Caste-Specific Variations in Access
The disparity becomes even more pronounced when examining individual caste groups. While the state average remains at 47%, access reaches as high as 72.4% among OC Brahmins and similar levels among OC Komatis, but plummets to approximately 11% among ST Kolams. The upper tier of English medium access is dominated by forward castes including Brahmins, Komatis, Kammas, Velamas, Rajus, and Reddys, along with a few upwardly mobile BC groups such as BC-B goldsmiths and Padmasalis.
At the opposite end of the spectrum are communities like ST Kolam, ST Gond, ST Koya, SC Beda, and BC-A groups including Valmiki and Odde. Most SC and ST castes fall below the state average, with SC Malas representing a rare exception to this pattern.
The 'Birth Lottery' and Socio-Economic Mobility
The report emphasizes that English medium education has become a crucial pathway to socio-economic mobility in contemporary Telangana.
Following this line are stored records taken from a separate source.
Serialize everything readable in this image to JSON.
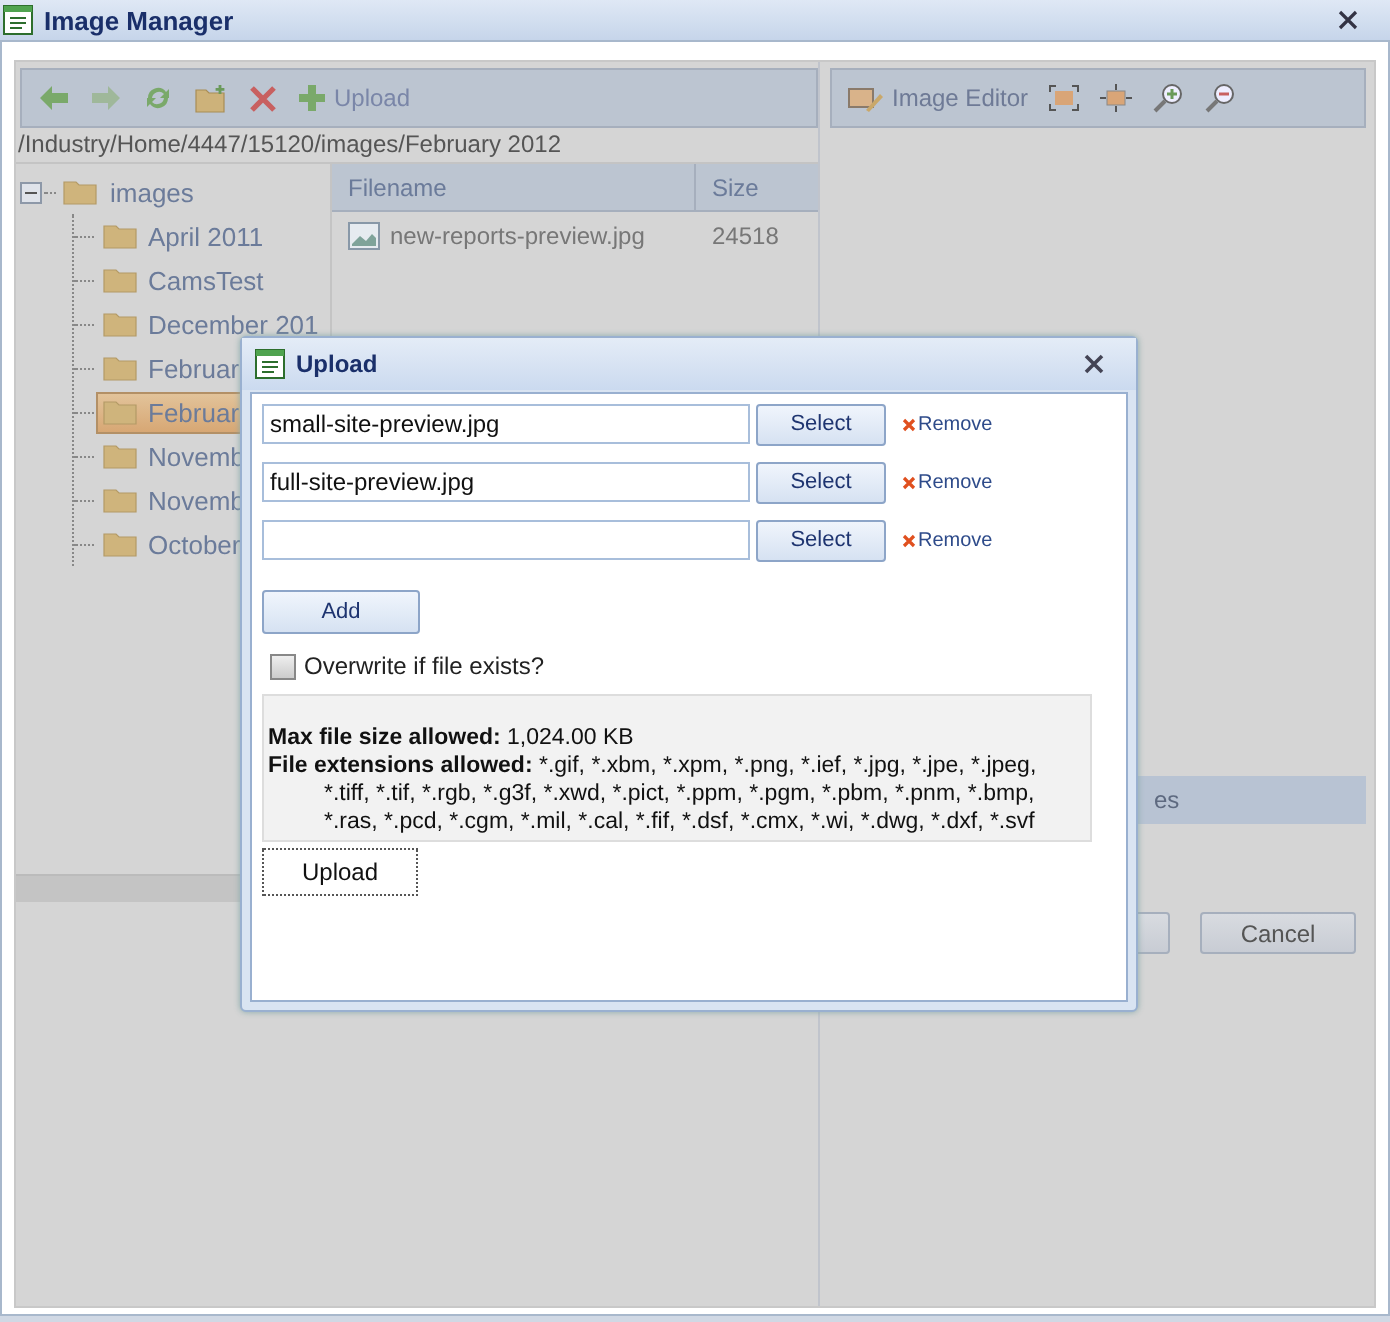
{
  "window": {
    "title": "Image Manager"
  },
  "left_toolbar": {
    "upload_label": "Upload"
  },
  "path": "/Industry/Home/4447/15120/images/February 2012",
  "tree": {
    "label": "images",
    "expanded": true,
    "children": [
      {
        "label": "April 2011",
        "selected": false
      },
      {
        "label": "CamsTest",
        "selected": false
      },
      {
        "label": "December 201",
        "selected": false
      },
      {
        "label": "Februar",
        "selected": false
      },
      {
        "label": "Februar",
        "selected": true
      },
      {
        "label": "Novemb",
        "selected": false
      },
      {
        "label": "Novemb",
        "selected": false
      },
      {
        "label": "October",
        "selected": false
      }
    ]
  },
  "file_list": {
    "columns": [
      "Filename",
      "Size"
    ],
    "rows": [
      {
        "filename": "new-reports-preview.jpg",
        "size": "24518"
      }
    ]
  },
  "right_toolbar": {
    "image_editor_label": "Image Editor"
  },
  "right_panel": {
    "section_label": "es",
    "cancel": "Cancel"
  },
  "upload_dialog": {
    "title": "Upload",
    "files": [
      {
        "value": "small-site-preview.jpg",
        "select": "Select",
        "remove": "Remove"
      },
      {
        "value": "full-site-preview.jpg",
        "select": "Select",
        "remove": "Remove"
      },
      {
        "select": "Select",
        "remove": "Remove"
      }
    ],
    "add": "Add",
    "overwrite": {
      "label": "Overwrite if file exists?",
      "checked": false
    },
    "max_size": {
      "label": "Max file size allowed:",
      "value": "1,024.00 KB"
    },
    "extensions": {
      "label": "File extensions allowed:",
      "value": "*.gif, *.xbm, *.xpm, *.png, *.ief, *.jpg, *.jpe, *.jpeg, *.tiff, *.tif, *.rgb, *.g3f, *.xwd, *.pict, *.ppm, *.pgm, *.pbm, *.pnm, *.bmp, *.ras, *.pcd, *.cgm, *.mil, *.cal, *.fif, *.dsf, *.cmx, *.wi, *.dwg, *.dxf, *.svf"
    },
    "upload": "Upload"
  }
}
It directly connects language skills to access to the global knowledge economy, describing English proficiency as a new gatekeeper in what it terms the 'birth lottery'. Communities that have successfully transitioned toward English medium schooling are better positioned to enter skilled professions and secure economic advantages.
Goldsmiths and Padmasalis, for instance, demonstrate approximately 75% access among youth, reflecting concerted efforts to overcome historical economic disadvantages through educational advancement. Conversely, communities with limited access to English medium education remain concentrated in traditional and insecure occupations. The report notes that Kolams, with minimal English education access, also show high dependence on agricultural labor, with 50.4% engaged in such work. Similar patterns emerge among groups like Mudiraj, Valmiki, and Pitchiguntla, where English medium access remains below 30%.
Schooling Access and Private Institution Concentration
This educational divide is intimately connected to broader schooling access disparities. Private school enrollment rates reveal significant inequalities: 30% among general castes compared to 17.3% among BCs, 9.6% among SCs, and just 7.8% among STs. Since English medium education is predominantly concentrated in private institutions, this gap reflects intersecting caste and class inequalities that reinforce existing social hierarchies.
Importantly, urban data demonstrates that this divide persists even in metropolitan environments. In Greater Hyderabad Municipal Corporation (GHMC) areas, 88.4% of Other Castes (OCs) studied in English medium compared to 73.6% of STs and 70.8% of SCs. Similar gaps are visible across other urban districts, indicating that urbanization alone has failed to bridge the language-based educational divide.
Expert Perspectives and Policy Implications
P Shankar, national secretary of Dalit Bahujan Front, observes that the divide begins with unequal access to schooling itself. Most SC and ST children attend government schools where English medium education is either absent or inadequately implemented, while children from other castes are more likely to enroll in private institutions. He notes that the contemporary job market is increasingly linked to English proficiency and argues that all government schools should offer comprehensive English medium education alongside nursery classes to level the playing field.
The report's findings highlight how educational inequalities in Telangana are being reproduced through language access, with English medium education serving as both a marker of privilege and a mechanism for socio-economic advancement. As the state continues to develop, addressing these disparities will require targeted interventions in both educational infrastructure and language policy to ensure equitable opportunities for all communities.